Case Study Four – editing MFX files
MFX is a professional format, but often it contains high-bitrate MPEG-2 video which Studio can edit. The issue is getting the files out of the MFX wrapper.
Warning – I’ve not tried this myself yet, but one of the participants on the Pinnacle forum has and reports success. It’s going to depend on what is inside the MFX files as much as anything else
With the MFX file loaded into MediaCoder, check out the video codec. Hopefully, it will be Mpeg-2.

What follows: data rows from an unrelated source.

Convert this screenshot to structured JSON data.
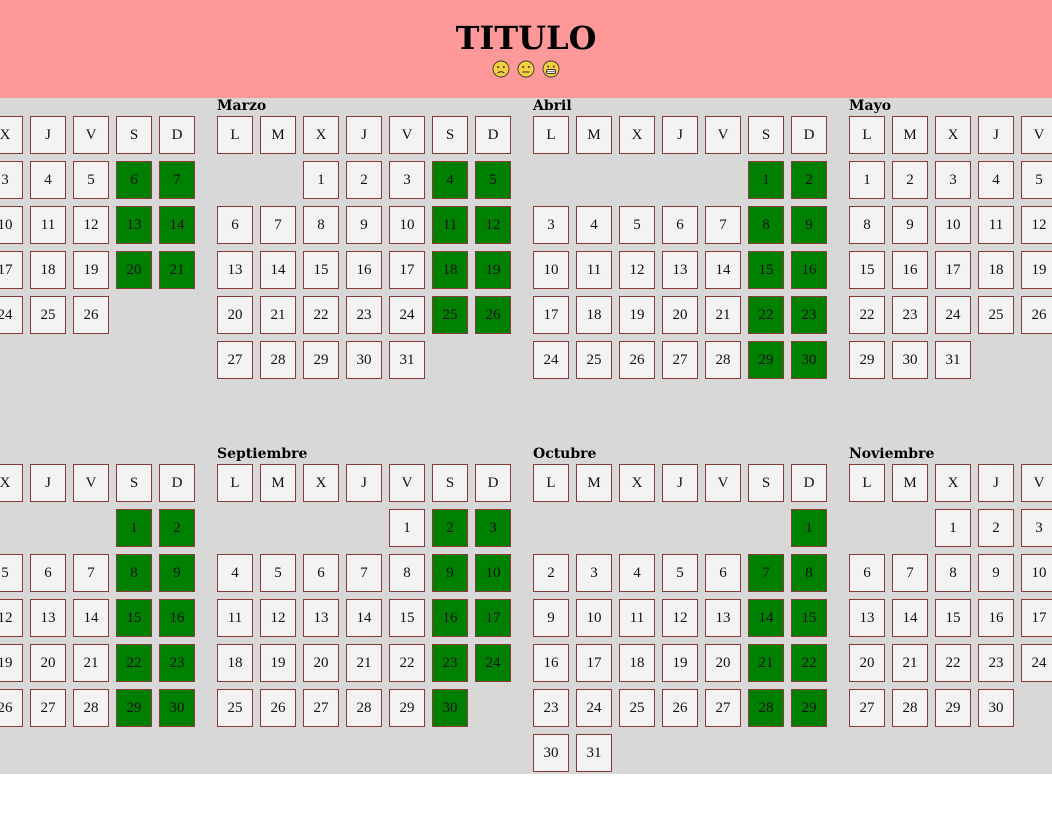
{
  "header": {
    "title": "TITULO",
    "faces": [
      "sad-face-icon",
      "neutral-face-icon",
      "grinning-face-icon"
    ],
    "background": "#ff9999"
  },
  "colors": {
    "weekend": "#008000",
    "cell": "#f4f2f2",
    "border": "#8b3a3a",
    "panel": "#d8d8d8"
  },
  "weekday_headers": [
    "L",
    "M",
    "X",
    "J",
    "V",
    "S",
    "D"
  ],
  "rows": [
    {
      "months": [
        {
          "name": "",
          "visible_cols_from": 2,
          "first_weekday": 1,
          "days": 26
        },
        {
          "name": "Marzo",
          "first_weekday": 3,
          "days": 31
        },
        {
          "name": "Abril",
          "first_weekday": 6,
          "days": 30
        },
        {
          "name": "Mayo",
          "first_weekday": 1,
          "days": 31,
          "visible_cols_to": 4
        }
      ]
    },
    {
      "months": [
        {
          "name": "",
          "visible_cols_from": 2,
          "first_weekday": 6,
          "days": 31
        },
        {
          "name": "Septiembre",
          "first_weekday": 5,
          "days": 30
        },
        {
          "name": "Octubre",
          "first_weekday": 7,
          "days": 31
        },
        {
          "name": "Noviembre",
          "first_weekday": 3,
          "days": 30,
          "visible_cols_to": 4
        }
      ]
    }
  ]
}
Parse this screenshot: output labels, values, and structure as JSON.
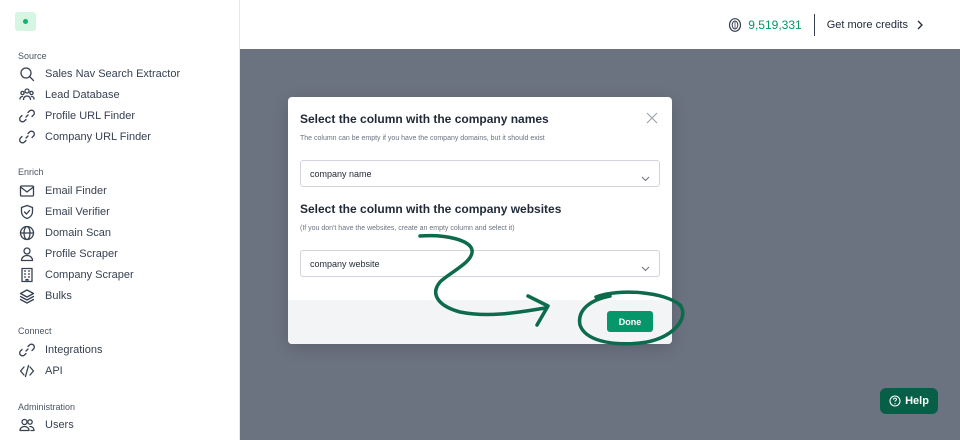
{
  "colors": {
    "accent": "#059669",
    "overlay": "#6b7280",
    "help_bg": "#065f46",
    "annotation": "#0b6b4a"
  },
  "sidebar": {
    "sections": [
      {
        "label": "Source",
        "items": [
          {
            "label": "Sales Nav Search Extractor",
            "icon": "search-icon"
          },
          {
            "label": "Lead Database",
            "icon": "users-icon"
          },
          {
            "label": "Profile URL Finder",
            "icon": "link-icon"
          },
          {
            "label": "Company URL Finder",
            "icon": "link-icon"
          }
        ]
      },
      {
        "label": "Enrich",
        "items": [
          {
            "label": "Email Finder",
            "icon": "mail-icon"
          },
          {
            "label": "Email Verifier",
            "icon": "check-shield-icon"
          },
          {
            "label": "Domain Scan",
            "icon": "globe-icon"
          },
          {
            "label": "Profile Scraper",
            "icon": "user-icon"
          },
          {
            "label": "Company Scraper",
            "icon": "building-icon"
          },
          {
            "label": "Bulks",
            "icon": "layers-icon"
          }
        ]
      },
      {
        "label": "Connect",
        "items": [
          {
            "label": "Integrations",
            "icon": "link-icon"
          },
          {
            "label": "API",
            "icon": "code-icon"
          }
        ]
      },
      {
        "label": "Administration",
        "items": [
          {
            "label": "Users",
            "icon": "users-icon"
          }
        ]
      }
    ]
  },
  "topbar": {
    "credits_value": "9,519,331",
    "more_credits_label": "Get more credits"
  },
  "modal": {
    "title": "Select the column with the company names",
    "subtitle": "The column can be empty if you have the company domains, but it should exist",
    "select1_value": "company name",
    "title2": "Select the column with the company websites",
    "subtitle2": "(If you don't have the websites, create an empty column and select it)",
    "select2_value": "company website",
    "done_label": "Done"
  },
  "help": {
    "label": "Help"
  }
}
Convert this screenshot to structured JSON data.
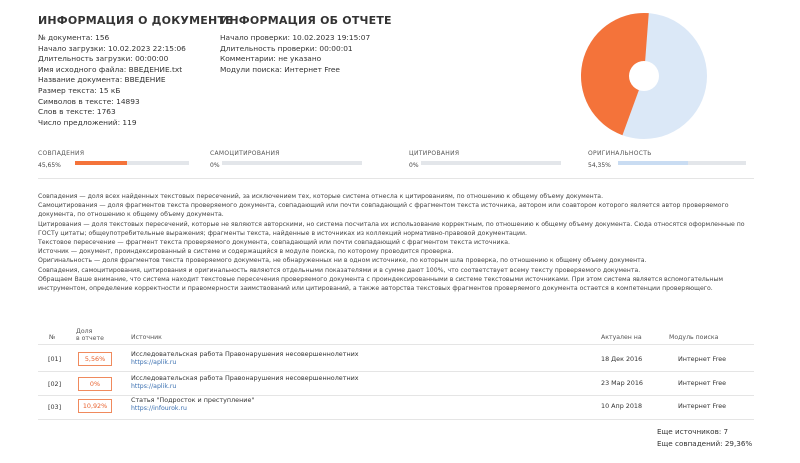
{
  "document_info": {
    "title": "ИНФОРМАЦИЯ О ДОКУМЕНТЕ",
    "lines": [
      "№ документа: 156",
      "Начало загрузки: 10.02.2023 22:15:06",
      "Длительность загрузки: 00:00:00",
      "Имя исходного файла: ВВЕДЕНИЕ.txt",
      "Название документа: ВВЕДЕНИЕ",
      "Размер текста: 15 кБ",
      "Символов в тексте: 14893",
      "Слов в тексте: 1763",
      "Число предложений: 119"
    ]
  },
  "report_info": {
    "title": "ИНФОРМАЦИЯ ОБ ОТЧЕТЕ",
    "lines": [
      "Начало проверки: 10.02.2023 19:15:07",
      "Длительность проверки: 00:00:01",
      "Комментарии: не указано",
      "Модули поиска: Интернет Free"
    ]
  },
  "pie": {
    "match_share": 45.65,
    "colors": {
      "match": "#f4733a",
      "original": "#dbe8f7"
    }
  },
  "metrics": [
    {
      "label": "СОВПАДЕНИЯ",
      "value": "45,65%",
      "fraction": 0.4565,
      "color": "#f4733a"
    },
    {
      "label": "САМОЦИТИРОВАНИЯ",
      "value": "0%",
      "fraction": 0,
      "color": "#f4733a"
    },
    {
      "label": "ЦИТИРОВАНИЯ",
      "value": "0%",
      "fraction": 0,
      "color": "#f4733a"
    },
    {
      "label": "ОРИГИНАЛЬНОСТЬ",
      "value": "54,35%",
      "fraction": 0.5435,
      "color": "#c9dcf2"
    }
  ],
  "legend": [
    "Совпадения — доля всех найденных текстовых пересечений, за исключением тех, которые система отнесла к цитированиям, по отношению к общему объему документа.",
    "Самоцитирования — доля фрагментов текста проверяемого документа, совпадающий или почти совпадающий с фрагментом текста источника, автором или соавтором которого является автор проверяемого документа, по отношению к общему объему документа.",
    "Цитирования — доля текстовых пересечений, которые не являются авторскими, но система посчитала их использование корректным, по отношению к общему объему документа. Сюда относятся оформленные по ГОСТу цитаты; общеупотребительные выражения; фрагменты текста, найденные в источниках из коллекций нормативно-правовой документации.",
    "Текстовое пересечение — фрагмент текста проверяемого документа, совпадающий или почти совпадающий с фрагментом текста источника.",
    "Источник — документ, проиндексированный в системе и содержащийся в модуле поиска, по которому проводится проверка.",
    "Оригинальность — доля фрагментов текста проверяемого документа, не обнаруженных ни в одном источнике, по которым шла проверка, по отношению к общему объему документа.",
    "Совпадения, самоцитирования, цитирования и оригинальность являются отдельными показателями и в сумме дают 100%, что соответствует всему тексту проверяемого документа.",
    "Обращаем Ваше внимание, что система находит текстовые пересечения проверяемого документа с проиндексированными в системе текстовыми источниками. При этом система является вспомогательным инструментом, определение корректности и правомерности заимствований или цитирований, а также авторства текстовых фрагментов проверяемого документа остается в компетенции проверяющего."
  ],
  "table": {
    "headers": {
      "num": "№",
      "share_line1": "Доля",
      "share_line2": "в отчете",
      "source": "Источник",
      "actual": "Актуален на",
      "module": "Модуль поиска"
    },
    "rows": [
      {
        "num": "[01]",
        "share": "5,56%",
        "title": "Исследовательская работа Правонарушения несовершеннолетних",
        "url": "https://aplik.ru",
        "date": "18 Дек 2016",
        "module": "Интернет Free"
      },
      {
        "num": "[02]",
        "share": "0%",
        "title": "Исследовательская работа Правонарушения несовершеннолетних",
        "url": "https://aplik.ru",
        "date": "23 Мар 2016",
        "module": "Интернет Free"
      },
      {
        "num": "[03]",
        "share": "10,92%",
        "title": "Статья \"Подросток и преступление\"",
        "url": "https://infourok.ru",
        "date": "10 Апр 2018",
        "module": "Интернет Free"
      }
    ]
  },
  "footer": {
    "more_sources": "Еще источников: 7",
    "more_matches": "Еще совпадений: 29,36%"
  }
}
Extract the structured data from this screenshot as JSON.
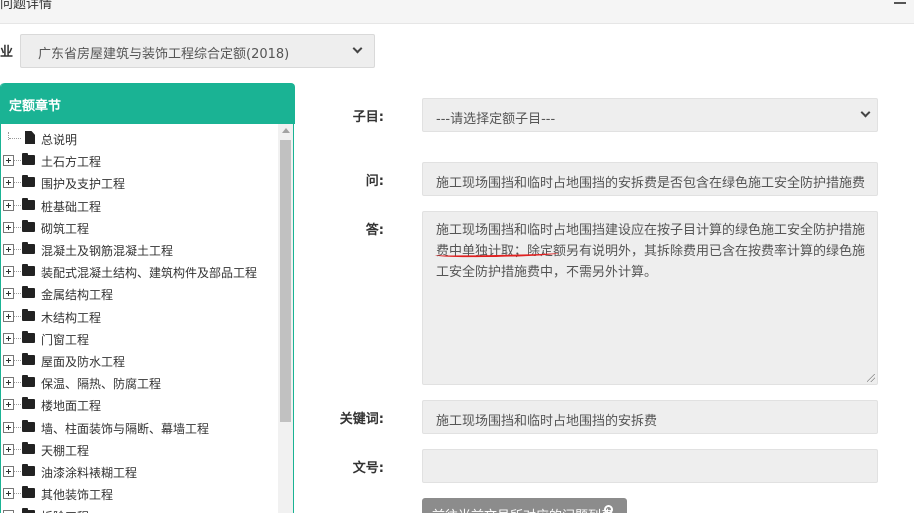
{
  "window": {
    "title": "问题详情"
  },
  "industry": {
    "label": "业",
    "selected": "广东省房屋建筑与装饰工程综合定额(2018)"
  },
  "chapter_panel": {
    "title": "定额章节",
    "items": [
      {
        "label": "总说明",
        "type": "file"
      },
      {
        "label": "土石方工程",
        "type": "folder"
      },
      {
        "label": "围护及支护工程",
        "type": "folder"
      },
      {
        "label": "桩基础工程",
        "type": "folder"
      },
      {
        "label": "砌筑工程",
        "type": "folder"
      },
      {
        "label": "混凝土及钢筋混凝土工程",
        "type": "folder"
      },
      {
        "label": "装配式混凝土结构、建筑构件及部品工程",
        "type": "folder"
      },
      {
        "label": "金属结构工程",
        "type": "folder"
      },
      {
        "label": "木结构工程",
        "type": "folder"
      },
      {
        "label": "门窗工程",
        "type": "folder"
      },
      {
        "label": "屋面及防水工程",
        "type": "folder"
      },
      {
        "label": "保温、隔热、防腐工程",
        "type": "folder"
      },
      {
        "label": "楼地面工程",
        "type": "folder"
      },
      {
        "label": "墙、柱面装饰与隔断、幕墙工程",
        "type": "folder"
      },
      {
        "label": "天棚工程",
        "type": "folder"
      },
      {
        "label": "油漆涂料裱糊工程",
        "type": "folder"
      },
      {
        "label": "其他装饰工程",
        "type": "folder"
      },
      {
        "label": "拆除工程",
        "type": "folder"
      }
    ]
  },
  "form": {
    "subitem_label": "子目:",
    "subitem_value": "---请选择定额子目---",
    "question_label": "问:",
    "question_value": "施工现场围挡和临时占地围挡的安拆费是否包含在绿色施工安全防护措施费中",
    "answer_label": "答:",
    "answer_value": "施工现场围挡和临时占地围挡建设应在按子目计算的绿色施工安全防护措施费中单独计取；除定额另有说明外，其拆除费用已含在按费率计算的绿色施工安全防护措施费中，不需另外计算。",
    "keyword_label": "关键词:",
    "keyword_value": "施工现场围挡和临时占地围挡的安拆费",
    "docno_label": "文号:",
    "docno_value": "",
    "goto_button": "前往当前文号所对应的问题列表"
  },
  "colors": {
    "accent": "#1ab394",
    "annotation": "#e02020"
  }
}
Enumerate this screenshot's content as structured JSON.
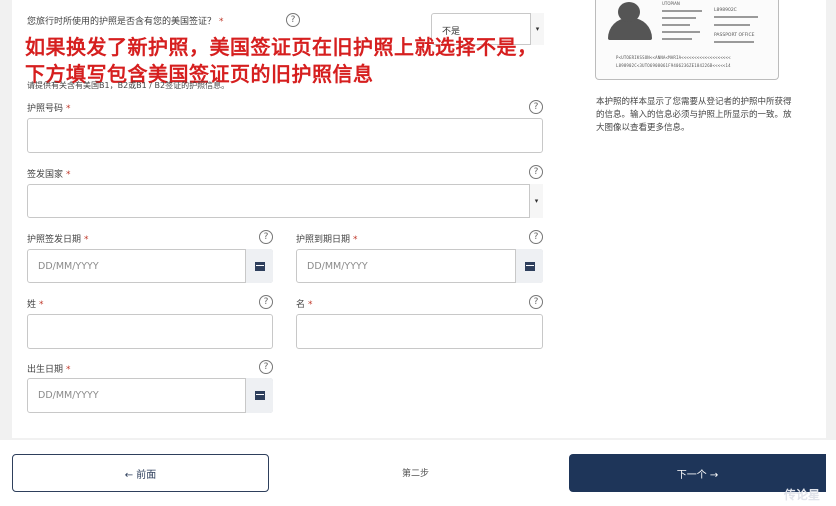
{
  "question": {
    "label": "您旅行时所使用的护照是否含有您的美国签证？",
    "required_mark": "*",
    "select_value": "不是"
  },
  "overlay": {
    "line1": "如果换发了新护照，美国签证页在旧护照上就选择不是，",
    "line2": "下方填写包含美国签证页的旧护照信息"
  },
  "instruction": "请提供有关含有美国B1，B2或B1 / B2签证的护照信息。",
  "fields": {
    "passport_number": {
      "label": "护照号码",
      "req": "*"
    },
    "issuing_country": {
      "label": "签发国家",
      "req": "*"
    },
    "issue_date": {
      "label": "护照签发日期",
      "req": "*",
      "placeholder": "DD/MM/YYYY"
    },
    "expiry_date": {
      "label": "护照到期日期",
      "req": "*",
      "placeholder": "DD/MM/YYYY"
    },
    "surname": {
      "label": "姓",
      "req": "*"
    },
    "given_name": {
      "label": "名",
      "req": "*"
    },
    "birth_date": {
      "label": "出生日期",
      "req": "*",
      "placeholder": "DD/MM/YYYY"
    }
  },
  "help_glyph": "?",
  "passport_sample": {
    "mrz1": "P<UTOERIKSSON<<ANNA<MARIA<<<<<<<<<<<<<<<<<<<",
    "mrz2": "L898902C<3UTO6908061F9406236ZE184226B<<<<<14",
    "header": "UTOPIAN",
    "issuer": "PASSPORT OFFICE",
    "number": "L898902C"
  },
  "side_note": "本护照的样本显示了您需要从登记者的护照中所获得的信息。输入的信息必须与护照上所显示的一致。放大图像以查看更多信息。",
  "nav": {
    "prev_label": "← 前面",
    "step_label": "第二步",
    "next_label": "下一个 →"
  },
  "watermark": "传论星"
}
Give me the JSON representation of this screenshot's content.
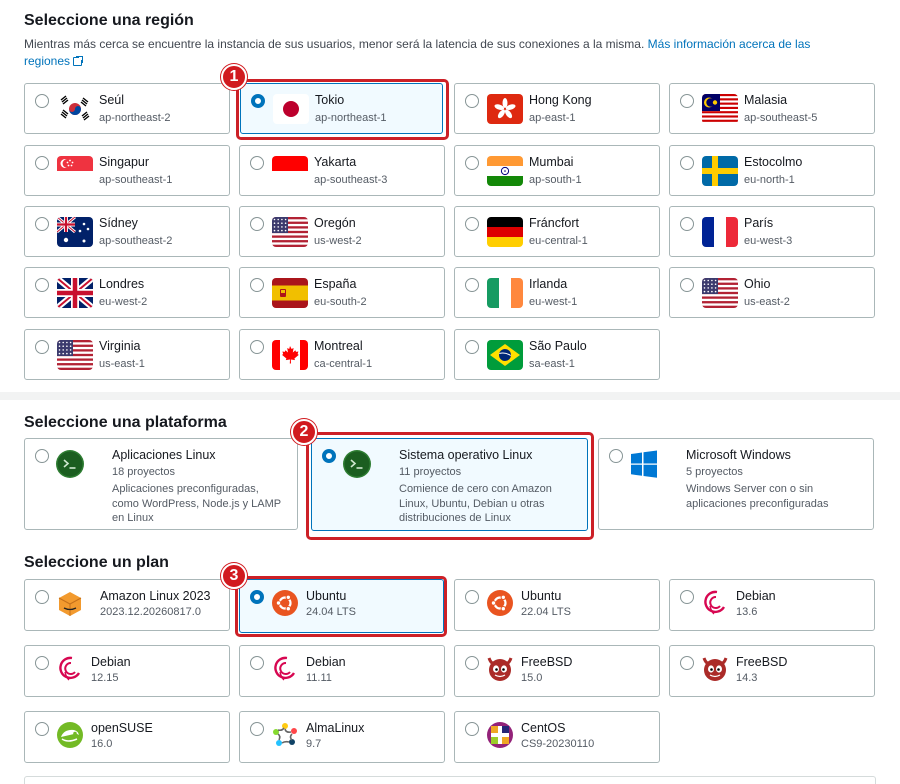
{
  "region_section": {
    "title": "Seleccione una región",
    "description": "Mientras más cerca se encuentre la instancia de sus usuarios, menor será la latencia de sus conexiones a la misma.",
    "link": "Más información acerca de las regiones",
    "regions": [
      {
        "name": "Seúl",
        "code": "ap-northeast-2",
        "flag": "south-korea-flag",
        "selected": false
      },
      {
        "name": "Tokio",
        "code": "ap-northeast-1",
        "flag": "japan-flag",
        "selected": true
      },
      {
        "name": "Hong Kong",
        "code": "ap-east-1",
        "flag": "hong-kong-flag",
        "selected": false
      },
      {
        "name": "Malasia",
        "code": "ap-southeast-5",
        "flag": "malaysia-flag",
        "selected": false
      },
      {
        "name": "Singapur",
        "code": "ap-southeast-1",
        "flag": "singapore-flag",
        "selected": false
      },
      {
        "name": "Yakarta",
        "code": "ap-southeast-3",
        "flag": "indonesia-flag",
        "selected": false
      },
      {
        "name": "Mumbai",
        "code": "ap-south-1",
        "flag": "india-flag",
        "selected": false
      },
      {
        "name": "Estocolmo",
        "code": "eu-north-1",
        "flag": "sweden-flag",
        "selected": false
      },
      {
        "name": "Sídney",
        "code": "ap-southeast-2",
        "flag": "australia-flag",
        "selected": false
      },
      {
        "name": "Oregón",
        "code": "us-west-2",
        "flag": "usa-flag",
        "selected": false
      },
      {
        "name": "Fráncfort",
        "code": "eu-central-1",
        "flag": "germany-flag",
        "selected": false
      },
      {
        "name": "París",
        "code": "eu-west-3",
        "flag": "france-flag",
        "selected": false
      },
      {
        "name": "Londres",
        "code": "eu-west-2",
        "flag": "uk-flag",
        "selected": false
      },
      {
        "name": "España",
        "code": "eu-south-2",
        "flag": "spain-flag",
        "selected": false
      },
      {
        "name": "Irlanda",
        "code": "eu-west-1",
        "flag": "ireland-flag",
        "selected": false
      },
      {
        "name": "Ohio",
        "code": "us-east-2",
        "flag": "usa-flag",
        "selected": false
      },
      {
        "name": "Virginia",
        "code": "us-east-1",
        "flag": "usa-flag",
        "selected": false
      },
      {
        "name": "Montreal",
        "code": "ca-central-1",
        "flag": "canada-flag",
        "selected": false
      },
      {
        "name": "São Paulo",
        "code": "sa-east-1",
        "flag": "brazil-flag",
        "selected": false
      }
    ]
  },
  "platform_section": {
    "title": "Seleccione una plataforma",
    "platforms": [
      {
        "name": "Aplicaciones Linux",
        "count": "18 proyectos",
        "description": "Aplicaciones preconfiguradas, como WordPress, Node.js y LAMP en Linux",
        "icon": "terminal-icon",
        "selected": false
      },
      {
        "name": "Sistema operativo Linux",
        "count": "11 proyectos",
        "description": "Comience de cero con Amazon Linux, Ubuntu, Debian u otras distribuciones de Linux",
        "icon": "terminal-icon",
        "selected": true
      },
      {
        "name": "Microsoft Windows",
        "count": "5 proyectos",
        "description": "Windows Server con o sin aplicaciones preconfiguradas",
        "icon": "windows-icon",
        "selected": false
      }
    ]
  },
  "plan_section": {
    "title": "Seleccione un plan",
    "plans": [
      {
        "name": "Amazon Linux 2023",
        "version": "2023.12.20260817.0",
        "icon": "amazon-linux-icon",
        "selected": false
      },
      {
        "name": "Ubuntu",
        "version": "24.04 LTS",
        "icon": "ubuntu-icon",
        "selected": true
      },
      {
        "name": "Ubuntu",
        "version": "22.04 LTS",
        "icon": "ubuntu-icon",
        "selected": false
      },
      {
        "name": "Debian",
        "version": "13.6",
        "icon": "debian-icon",
        "selected": false
      },
      {
        "name": "Debian",
        "version": "12.15",
        "icon": "debian-icon",
        "selected": false
      },
      {
        "name": "Debian",
        "version": "11.11",
        "icon": "debian-icon",
        "selected": false
      },
      {
        "name": "FreeBSD",
        "version": "15.0",
        "icon": "freebsd-icon",
        "selected": false
      },
      {
        "name": "FreeBSD",
        "version": "14.3",
        "icon": "freebsd-icon",
        "selected": false
      },
      {
        "name": "openSUSE",
        "version": "16.0",
        "icon": "opensuse-icon",
        "selected": false
      },
      {
        "name": "AlmaLinux",
        "version": "9.7",
        "icon": "almalinux-icon",
        "selected": false
      },
      {
        "name": "CentOS",
        "version": "CS9-20230110",
        "icon": "centos-icon",
        "selected": false
      }
    ]
  },
  "annotations": [
    {
      "label": "1"
    },
    {
      "label": "2"
    },
    {
      "label": "3"
    }
  ],
  "colors": {
    "accent": "#0073bb",
    "highlight": "#cc2027",
    "selected_bg": "#f1faff"
  }
}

- Reset MediaCoder to it’s default settings, then select :
- Video – check the Copy Video checkbox
- Audio – copy the same audio characteristics as the original file
- Container – select mpeg-2
On transcoding,, Dazza Gee reported the files worked well within Studio 15.
You may be able to just copy the audio as well, but when I have tried to copy both streams in the past, I’ve encountered errors.
Thanks to Dazza Gee fro the feedback!